WNT controls the on-off switch that stimulates stem cells. Here’s what Genetics Home Reference has to say about WNT. “Researchers have identified 19 genes in the WNT gene family. These genes provide instructions for making similar proteins that participate in chemical signaling pathways in the body. Some WNT proteins are specific to certain cells and tissues.”
WNT signaling is frequent in young stem cells but decreases as we age. When WNT is over-active, it causes cancer.

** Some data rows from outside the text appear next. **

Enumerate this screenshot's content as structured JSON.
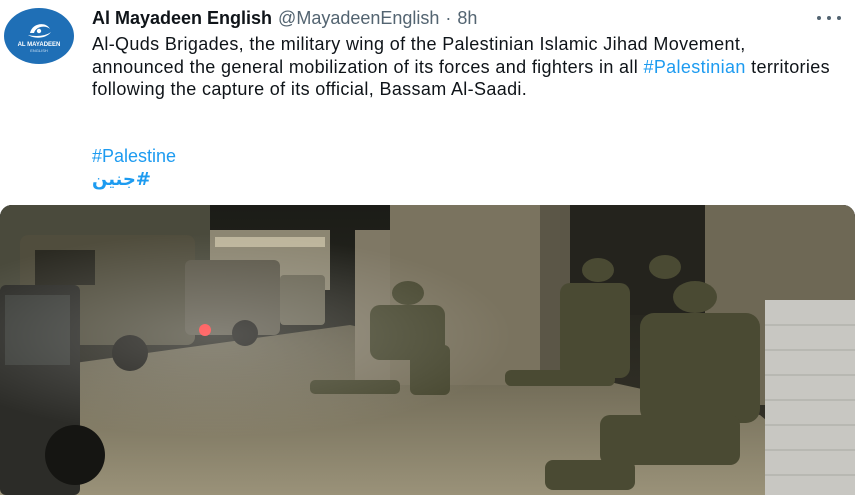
{
  "tweet": {
    "avatar": {
      "brand": "AL MAYADEEN",
      "brand_sub": "ENGLISH",
      "color": "#1f6fb6"
    },
    "author": {
      "name": "Al Mayadeen English",
      "handle": "@MayadeenEnglish",
      "separator": "·",
      "time": "8h"
    },
    "more_icon": "more-horizontal-icon",
    "text": {
      "part1": "Al-Quds Brigades, the military wing of the Palestinian Islamic Jihad Movement, announced the general mobilization of its forces and fighters in all ",
      "hashtag": "#Palestinian",
      "part2": " territories following the capture of its official, Bassam Al-Saadi."
    },
    "hashtags": [
      "#Palestine",
      "#جنين"
    ],
    "link_color": "#1d9bf0",
    "media": {
      "description_icon": "photo"
    }
  }
}
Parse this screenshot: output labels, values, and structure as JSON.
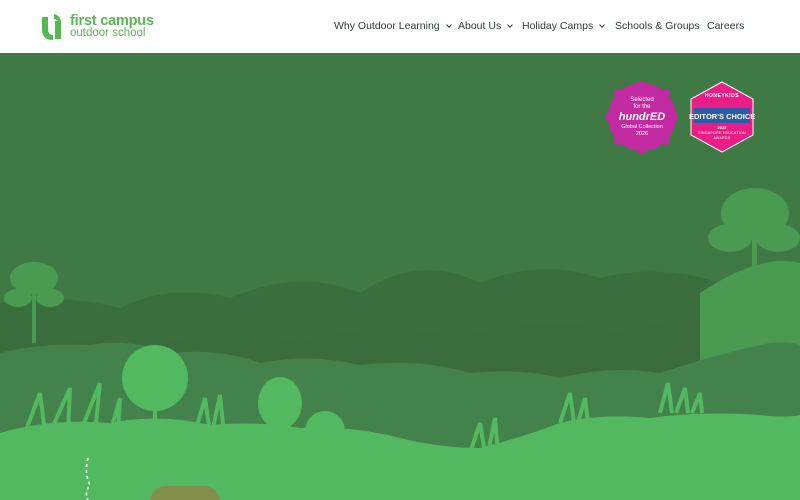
{
  "colors": {
    "brand_green": "#55b94f",
    "hero_dark": "#3f7a45",
    "hero_mid": "#43824a",
    "foliage_mid": "#3b6e3f",
    "foliage_light": "#52b960",
    "badge_magenta": "#c12aa0",
    "badge_pink": "#ea1e86",
    "badge_blue": "#2c5ca8",
    "nav_text": "#2f3b33"
  },
  "brand": {
    "name_line1": "first campus",
    "name_line2": "outdoor school",
    "logo_icon": "u-leaf-logo-icon"
  },
  "nav": {
    "items": [
      {
        "label": "Why Outdoor Learning",
        "has_dropdown": true
      },
      {
        "label": "About Us",
        "has_dropdown": true
      },
      {
        "label": "Holiday Camps",
        "has_dropdown": true
      },
      {
        "label": "Schools & Groups",
        "has_dropdown": false
      },
      {
        "label": "Careers",
        "has_dropdown": false
      }
    ]
  },
  "badges": {
    "hundred": {
      "line1": "Selected",
      "line2": "for the",
      "brand": "hundrED",
      "line3": "Global Collection",
      "line4": "2026"
    },
    "editor": {
      "top": "HONEYKIDS",
      "title": "EDITOR'S CHOICE",
      "year": "2025",
      "line1": "SINGAPORE EDUCATION",
      "line2": "AWARDS"
    }
  }
}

Telomeres + Telomerase + WNT = A Ripe Old Age
Jill Helms says that WNT is the protein that also regulates telemetry (meaning the interaction between the telomeres and telomerase). WNT activates stem cells, and understanding how this mechanism works on the molecular level is the key to understanding tissue regeneration. Because WNT is a recombinant protein (meaning its DNA can replicate itself), WNT can be delivered outside the body.
Are you with me here? I thought not. Let’s back away from the jargon and look at the potential.
The folks at Stanford think that it might be possible to add WNT to specific sites in an older person: a stroke-damaged brain or broken bones, for instance. Let WNT activate the damaged stem cells. Regrow grandma’s hip socket. Helms pointed out that this also has the potential to mend bones that are now held together with screws and titanium plates.
On the surface, this sounded to me like a perfect thing to regenerate motor neurons, but Helms said that MND (motor neuron disease) is in a “nonspecific area.” WNT would only work for a specific area, and that’s because of its powerful stem-cell activation capabilities. (Motor Neuron Disease is the same thing as ALS, or Lou Gehrig’s disease.)
Folks at Stanford have had a great deal of success regenerating bone. They harvest the bone marrow from a damaged site, and they put that in a Petri dish and add WNT. Then they return the marrow to site where they want the bone to regenerate. It makes a lot more bone, and the bone is the right shape for where it’s located. A hip socket, for instance, regenerates into a proper hip socket.
Among the groups working in California is the California Center for Regenerative Medicine, ANKASA—a company formed to bring these discoveries to humans. Right now they are only focusing their research on diseases that have no cure. Drug companies typically need 20 months to do the safety and efficacy tests necessary for FDA approval, but ANKASA is trying to fast-track the results of their research so that it will benefit those who need it now.
If you’re interested in learning more about the details of this research, here’s a link to the University of Utah’s Health Sciences Center. It will give you some insight into the discoveries that continue to unfold. But, don’t rush out and buy the telomerase-enhancing supplements sold on YouTube. Stomach acid will destroy the enzyme before it can be absorbed into your circulatory system and delivered to the telomeres on the tips of your DNA.
So what do you think? Would you like to have your hip socket grow back instead of having a hip replacement? What if this led to a cure for cancer?